For an even better book, read Jan Crawford Greenburg’s Supreme Conflict. I think she had access to a lot more documentation about the Court than did Toobin.

As far as Rehnquist goes, a year or so before he died I saw him eating lunch in a restaurant on Capitol Hill. He was smoking a cigarette (the establishment was non-smoking, but if you can’t make an exception for William Rehnquist who can you make an exception for?) and drinking a Miller Lite. Good stuff.

Perhaps he doesn’t ask any questions during oral arguments because his mind is already made up. I mean, give me an issue and I can tell you with 99% accuracy how he’s going to vote on it before a single argument is made.

I have often wondered if that is the case for all of the justices. Does the short little oral arguement really make a difference in their minds? I would think that they would already have all of the materials in front of them / their law clerks. They don’t make an immediate decision, it comes much later. Is the oral arguement just a bit of pageantry for the masses?

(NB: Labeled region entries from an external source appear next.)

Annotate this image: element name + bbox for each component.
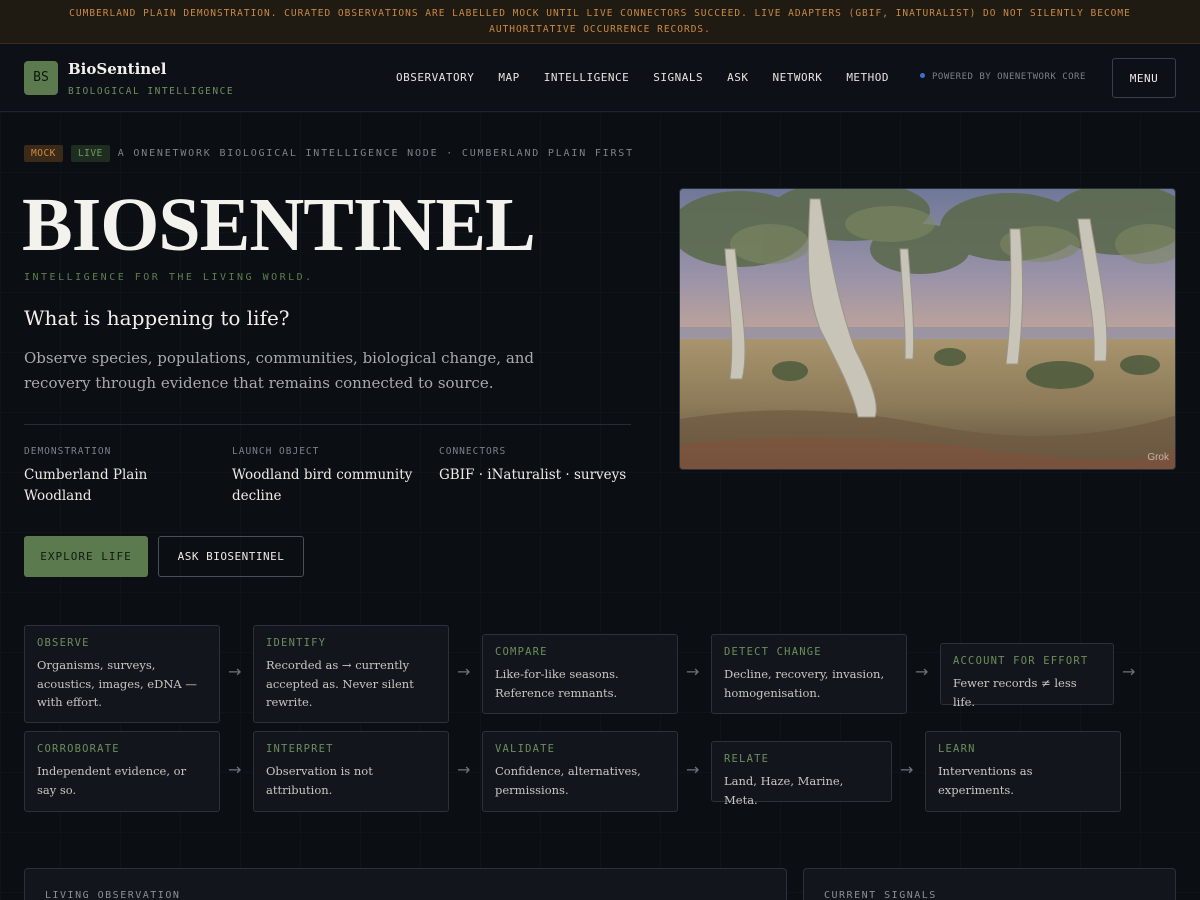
- powered-by-text: POWERED BY ONENETWORK CORE: [932, 72, 1086, 82]
- menu-button[interactable]: MENU: [1112, 58, 1176, 98]
- status-dot-icon: [920, 73, 925, 78]
- nav-method[interactable]: METHOD: [846, 71, 889, 84]
- arrow-right-icon: →: [900, 760, 914, 779]
- nav-observatory[interactable]: OBSERVATORY: [396, 71, 474, 84]
- flow-step-title: OBSERVE: [37, 637, 90, 649]
- flow-step-validate: VALIDATE Confidence, alternatives, permi…: [482, 731, 678, 812]
- hero-landscape-image: Grok: [679, 188, 1176, 470]
- flow-step-desc: Decline, recovery, invasion, homogenisat…: [724, 667, 885, 700]
- main-nav: OBSERVATORY MAP INTELLIGENCE SIGNALS ASK…: [396, 71, 913, 84]
- living-observation-panel: LIVING OBSERVATION: [24, 868, 787, 900]
- flow-step-desc: Interventions as experiments.: [938, 764, 1033, 797]
- flow-step-identify: IDENTIFY Recorded as → currently accepte…: [253, 625, 449, 723]
- meta-demonstration: DEMONSTRATION Cumberland Plain Woodland: [24, 446, 224, 507]
- arrow-right-icon: →: [915, 662, 929, 681]
- notice-banner-text: CUMBERLAND PLAIN DEMONSTRATION. CURATED …: [69, 8, 1131, 35]
- nav-ask[interactable]: ASK: [727, 71, 748, 84]
- flow-step-title: INTERPRET: [266, 743, 334, 755]
- flow-step-title: IDENTIFY: [266, 637, 327, 649]
- meta-label: DEMONSTRATION: [24, 446, 112, 457]
- meta-launch-object: LAUNCH OBJECT Woodland bird community de…: [232, 446, 432, 507]
- brand-name[interactable]: BioSentinel: [68, 60, 166, 78]
- flow-step-title: VALIDATE: [495, 743, 556, 755]
- nav-map[interactable]: MAP: [498, 71, 519, 84]
- flow-step-desc: Observation is not attribution.: [266, 764, 373, 797]
- arrow-right-icon: →: [228, 760, 242, 779]
- flow-step-title: LEARN: [938, 743, 976, 755]
- flow-step-compare: COMPARE Like-for-like seasons. Reference…: [482, 634, 678, 714]
- panel-title: CURRENT SIGNALS: [824, 890, 937, 900]
- flow-step-account-for-effort: ACCOUNT FOR EFFORT Fewer records ≠ less …: [940, 643, 1114, 709]
- image-watermark: Grok: [1147, 452, 1169, 463]
- flow-step-title: ACCOUNT FOR EFFORT: [953, 655, 1089, 667]
- ask-biosentinel-button[interactable]: ASK BIOSENTINEL: [158, 536, 304, 577]
- flow-step-observe: OBSERVE Organisms, surveys, acoustics, i…: [24, 625, 220, 723]
- meta-value: Woodland bird community decline: [232, 467, 413, 504]
- arrow-right-icon: →: [686, 760, 700, 779]
- woodland-illustration: [680, 189, 1175, 469]
- flow-step-desc: Independent evidence, or say so.: [37, 764, 187, 797]
- nav-signals[interactable]: SIGNALS: [653, 71, 703, 84]
- flow-step-title: COMPARE: [495, 646, 548, 658]
- brand-logo[interactable]: BS: [24, 61, 58, 95]
- flow-step-desc: Like-for-like seasons. Reference remnant…: [495, 667, 619, 700]
- hero-question: What is happening to life?: [24, 306, 290, 330]
- arrow-right-icon: →: [457, 760, 471, 779]
- meta-label: CONNECTORS: [439, 446, 507, 457]
- arrow-right-icon: →: [1122, 662, 1136, 681]
- flow-step-learn: LEARN Interventions as experiments.: [925, 731, 1121, 812]
- live-badge: LIVE: [70, 145, 110, 162]
- flow-step-corroborate: CORROBORATE Independent evidence, or say…: [24, 731, 220, 812]
- flow-step-desc: Fewer records ≠ less life.: [953, 676, 1077, 709]
- node-description: A ONENETWORK BIOLOGICAL INTELLIGENCE NOD…: [117, 148, 634, 159]
- explore-life-button[interactable]: EXPLORE LIFE: [24, 536, 148, 577]
- meta-label: LAUNCH OBJECT: [232, 446, 320, 457]
- meta-connectors: CONNECTORS GBIF · iNaturalist · surveys: [439, 446, 639, 486]
- flow-step-desc: Organisms, surveys, acoustics, images, e…: [37, 658, 197, 709]
- flow-step-title: DETECT CHANGE: [724, 646, 822, 658]
- nav-network[interactable]: NETWORK: [772, 71, 822, 84]
- hero-tags: MOCK LIVE A ONENETWORK BIOLOGICAL INTELL…: [24, 145, 634, 162]
- brand-subtitle: BIOLOGICAL INTELLIGENCE: [68, 86, 235, 97]
- flow-step-desc: Recorded as → currently accepted as. Nev…: [266, 658, 414, 709]
- flow-step-interpret: INTERPRET Observation is not attribution…: [253, 731, 449, 812]
- flow-step-title: RELATE: [724, 753, 770, 765]
- flow-step-desc: Land, Haze, Marine, Meta.: [724, 774, 844, 807]
- flow-step-detect-change: DETECT CHANGE Decline, recovery, invasio…: [711, 634, 907, 714]
- nav-intelligence[interactable]: INTELLIGENCE: [544, 71, 629, 84]
- meta-value: GBIF · iNaturalist · surveys: [439, 467, 627, 483]
- site-header: BS BioSentinel BIOLOGICAL INTELLIGENCE O…: [0, 44, 1200, 112]
- meta-value: Cumberland Plain Woodland: [24, 467, 148, 504]
- hero-title: BIOSENTINEL: [22, 183, 536, 267]
- flow-step-title: CORROBORATE: [37, 743, 120, 755]
- flow-step-desc: Confidence, alternatives, permissions.: [495, 764, 641, 797]
- hero-description: Observe species, populations, communitie…: [24, 349, 535, 392]
- panel-title: LIVING OBSERVATION: [45, 890, 181, 900]
- current-signals-panel: CURRENT SIGNALS: [803, 868, 1176, 900]
- mock-badge: MOCK: [24, 145, 63, 162]
- flow-step-relate: RELATE Land, Haze, Marine, Meta.: [711, 741, 892, 807]
- powered-by: POWERED BY ONENETWORK CORE: [920, 72, 1086, 82]
- arrow-right-icon: →: [228, 662, 242, 681]
- notice-banner: CUMBERLAND PLAIN DEMONSTRATION. CURATED …: [0, 0, 1200, 44]
- arrow-right-icon: →: [457, 662, 471, 681]
- hero-tagline: INTELLIGENCE FOR THE LIVING WORLD.: [24, 272, 314, 283]
- arrow-right-icon: →: [686, 662, 700, 681]
- hero-divider: [24, 424, 631, 425]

Could be. But it also might help them determine how narrowly they ultimately construe their ruling. It seems like a lot of the questions asked by the justices are framed as hypotheticals to flesh out what the implications would be for a given ruling.

Different justices take different things away from oral arguments, if you believe their memoirs. For many it won’t make any difference in their vote; for some it will provide a chance, by the questions they ask, to either build up or rebut a point that they love or hate. In a tiny, tiny minority of cases, a brilliantly-argued presentation will win over a vote or two, or a terribly-botched presentation will lose the same. But the lawyers never know into what category their own oral arguments will fall, so they work hard on them and try to do the best damned job they can.

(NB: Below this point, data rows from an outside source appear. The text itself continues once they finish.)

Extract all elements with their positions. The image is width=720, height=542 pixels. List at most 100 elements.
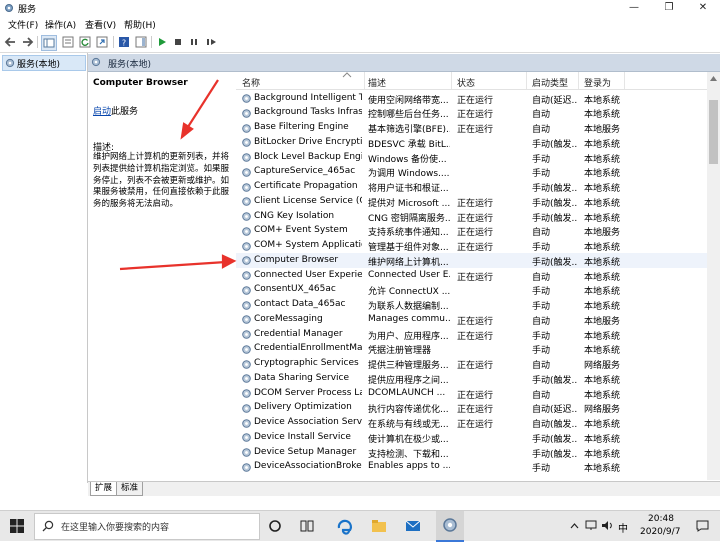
service-row[interactable]: DeviceAssociationBroker... Enables apps t… — [236, 460, 707, 475]
chevron-up-icon[interactable] — [570, 522, 579, 529]
column-header-startup-type[interactable]: 启动类型 — [532, 76, 568, 89]
service-description: 提供三种管理服务... — [368, 361, 449, 371]
notification-icon[interactable] — [696, 520, 709, 532]
service-row[interactable]: Computer Browser 维护网络上计算机... 手动(触发... 本地系统 — [236, 253, 707, 268]
service-row[interactable]: Base Filtering Engine 基本筛选引擎(BFE)... 正在运行 自… — [236, 121, 707, 136]
service-row[interactable]: Block Level Backup Engi... Windows 备份使...… — [236, 150, 707, 165]
show-hide-action-pane-icon[interactable] — [134, 35, 148, 49]
service-row[interactable]: CNG Key Isolation CNG 密钥隔离服务... 正在运行 手动(触发.… — [236, 209, 707, 224]
start-service-icon[interactable] — [155, 35, 169, 49]
console-tree-icon[interactable] — [41, 35, 57, 51]
gear-icon — [242, 344, 251, 354]
properties-icon[interactable] — [61, 35, 75, 49]
task-view-icon[interactable] — [297, 516, 317, 536]
service-row[interactable]: Background Intelligent T... 使用空闲网络带宽... 正在… — [236, 91, 707, 106]
service-description: 将用户证书和根证... — [368, 184, 449, 194]
column-header-status[interactable]: 状态 — [457, 76, 475, 89]
file-explorer-icon[interactable] — [369, 516, 389, 536]
service-row[interactable]: Device Install Service 使计算机在极少或... 手动(触发..… — [236, 430, 707, 445]
gear-icon — [242, 418, 251, 428]
service-row[interactable]: Cryptographic Services 提供三种管理服务... 正在运行 自动 网… — [236, 357, 707, 372]
service-row[interactable]: Credential Manager 为用户、应用程序... 正在运行 手动 本地系统 — [236, 327, 707, 342]
forward-icon[interactable] — [20, 35, 34, 49]
service-startup-type: 手动(触发... — [532, 257, 578, 268]
cortana-icon[interactable] — [265, 516, 285, 536]
service-row[interactable]: Delivery Optimization 执行内容传递优化... 正在运行 自动(延… — [236, 401, 707, 416]
export-list-icon[interactable] — [95, 35, 109, 49]
ime-indicator[interactable]: 中 — [618, 520, 628, 535]
refresh-icon[interactable] — [78, 35, 92, 49]
back-icon[interactable] — [4, 35, 18, 49]
service-row[interactable]: Client License Service (Cli... 提供对 Micros… — [236, 194, 707, 209]
service-startup-type: 手动(触发... — [532, 184, 578, 194]
scroll-up-icon[interactable] — [710, 76, 717, 81]
service-row[interactable]: Connected User Experien... Connected User… — [236, 268, 707, 283]
column-header-log-on-as[interactable]: 登录为 — [584, 76, 611, 89]
tree-item-services-local[interactable]: 服务(本地) — [2, 55, 86, 71]
stop-service-icon[interactable] — [171, 35, 185, 49]
network-icon[interactable] — [585, 520, 597, 531]
taskbar-search-box[interactable]: 在这里输入你要搜索的内容 — [34, 513, 260, 540]
service-row[interactable]: ConsentUX_465ac 允许 ConnectUX ... 手动 本地系统 — [236, 283, 707, 298]
gear-icon — [242, 197, 251, 207]
service-row[interactable]: BitLocker Drive Encryptio... BDESVC 承载 Bi… — [236, 135, 707, 150]
column-divider[interactable] — [624, 72, 625, 89]
windows-start-icon[interactable] — [10, 519, 24, 533]
close-button[interactable]: ✕ — [686, 0, 720, 16]
menu-view[interactable]: 查看(V) — [85, 18, 116, 31]
start-service-link[interactable]: 启动 — [93, 107, 111, 117]
gear-icon — [242, 285, 251, 295]
menu-action[interactable]: 操作(A) — [45, 18, 76, 31]
service-startup-type: 手动(触发... — [532, 213, 578, 224]
maximize-button[interactable]: ❐ — [652, 0, 686, 16]
help-icon[interactable]: ? — [117, 35, 131, 49]
column-header-description[interactable]: 描述 — [368, 76, 386, 89]
service-row[interactable]: DCOM Server Process La... DCOMLAUNCH ... 正… — [236, 386, 707, 401]
service-name: Device Association Service — [254, 417, 362, 427]
edge-browser-icon[interactable] — [335, 516, 355, 536]
service-description: 管理基于组件对象... — [368, 243, 449, 253]
svg-text:?: ? — [122, 39, 126, 48]
service-row[interactable]: Contact Data_465ac 为联系人数据编制... 手动 本地系统 — [236, 298, 707, 313]
menu-help[interactable]: 帮助(H) — [124, 18, 156, 31]
tab-extended[interactable]: 扩展 — [90, 482, 118, 496]
volume-icon[interactable] — [601, 520, 613, 531]
service-startup-type: 手动 — [532, 154, 551, 165]
service-row[interactable]: CoreMessaging Manages commu... 正在运行 自动 本地服务 — [236, 312, 707, 327]
minimize-button[interactable]: — — [617, 0, 651, 16]
service-row[interactable]: COM+ Event System 支持系统事件通知... 正在运行 自动 本地服务 — [236, 224, 707, 239]
mail-icon[interactable] — [403, 516, 423, 536]
service-description: 凭据注册管理器 — [368, 346, 432, 357]
column-divider[interactable] — [526, 72, 527, 89]
service-row[interactable]: Certificate Propagation 将用户证书和根证... 手动(触发.… — [236, 180, 707, 195]
service-name: DCOM Server Process La... — [254, 387, 362, 398]
pause-service-icon[interactable] — [187, 35, 201, 49]
taskbar-services-button[interactable] — [436, 511, 464, 542]
selected-service-title: Computer Browser — [93, 78, 188, 88]
column-divider[interactable] — [451, 72, 452, 89]
service-description: Windows 备份使... — [368, 154, 447, 165]
service-row[interactable]: Data Sharing Service 提供应用程序之间... 手动(触发... 本… — [236, 371, 707, 386]
column-header-name[interactable]: 名称 — [242, 76, 260, 89]
menu-file[interactable]: 文件(F) — [8, 18, 38, 31]
service-row[interactable]: CredentialEnrollmentMan... 凭据注册管理器 手动 本地系统 — [236, 342, 707, 357]
gear-icon — [242, 241, 251, 251]
tab-standard[interactable]: 标准 — [116, 482, 144, 496]
clock-time[interactable]: 20:48 — [648, 514, 674, 524]
service-row[interactable]: Device Association Service 在系统与有线或无... 正在运… — [236, 416, 707, 431]
restart-service-icon[interactable] — [204, 35, 218, 49]
service-description: 提供应用程序之间... — [368, 375, 449, 386]
service-log-on-as: 本地系统 — [584, 331, 621, 342]
description-text: 维护网络上计算机的更新列表，并将列表提供给计算机指定浏览。如果服务停止，列表不会… — [93, 152, 230, 210]
service-startup-type: 手动(触发... — [532, 375, 578, 386]
service-startup-type: 自动 — [532, 228, 551, 239]
service-row[interactable]: Device Setup Manager 支持检测、下载和... 手动(触发... 本… — [236, 445, 707, 460]
service-row[interactable]: CaptureService_465ac 为调用 Windows.... 手动 本地系… — [236, 165, 707, 180]
vertical-scrollbar[interactable] — [707, 72, 720, 480]
service-row[interactable]: Background Tasks Infras... 控制哪些后台任务... 正在运… — [236, 106, 707, 121]
scrollbar-thumb[interactable] — [709, 100, 718, 164]
column-divider[interactable] — [364, 72, 365, 89]
service-row[interactable]: COM+ System Application 管理基于组件对象... 正在运行 手动… — [236, 239, 707, 254]
column-divider[interactable] — [578, 72, 579, 89]
clock-date[interactable]: 2020/9/7 — [640, 527, 680, 537]
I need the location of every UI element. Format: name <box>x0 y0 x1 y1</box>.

FWIW, Oliver Wendell Holmes Jr. rarely had any use for oral arguments, and often would write letters to friends while the lawyers blathered on and on.

No.

Well, the problem there (unless I’m reading it incorrectly) is that on the right, there’s a helpful box titled Legal opinions, subtitled Judicial opinions, under which are listed:
[ul]
[li]Majority opinion[/li][li]Dissenting opinion[/li][li]Plurality opinion[/li][li]Concurring opinion[/li][li]Memorandum opinion[/li][/ul]
Indicating that a dissent is indeed a judicial opinion. Not being an avid follower of “The Law”, I’m certainly willing to defer to those with more expertise.

Can we get a ruling on this one?

I’m not at all sure we could reach agreement as to the definition of “qualified.”

CT certainly was qualified to advance a conservative agenda for decades to come.
But if you view it in terms of experience and demonstrated temperment for a very high promotion - well, maybe not so much.

One curious aspect of the nomination process is that the more of a record an individual has, the harder it will be to get him through the confirmation process. So you have folks like Posner who clearly has written and spoken too much on too many topics to ever be considered. (Tho he DOES have the arrogance for to job!) And you end up with little-known stealth nominees, claiming “By gosh, I’ve never even considered how I might have ruled on Roe v. Wade!”

A buddy of mine was a Supreme clerk some years ago. Said CT was HUGELY into powerlifting, and was a terror on the court - the b-ball court that is. Also said it was pretty obvious that in a city based on influence and power, short of the Pres, the Supremes were pretty much the biggest rockstars wherever they went. So yeah, rules such as no-smoking only apply to mere mortals such as us, not the Supremes.

Yes, a dissent is an opinion. It’s not “the opinion of the Court,” but it’s an opinion. So is a concurrence.

Ah… I’d thought you meant a dissenting vote. If CT authored a dissenting opinion (i.e., a brief which detailed his thinking on why a dissent was the proper course), then that counts. If CT merely joined some other court members in a dissent, and the brief was authored by a different judge on the panel, then no, that doesn’t count.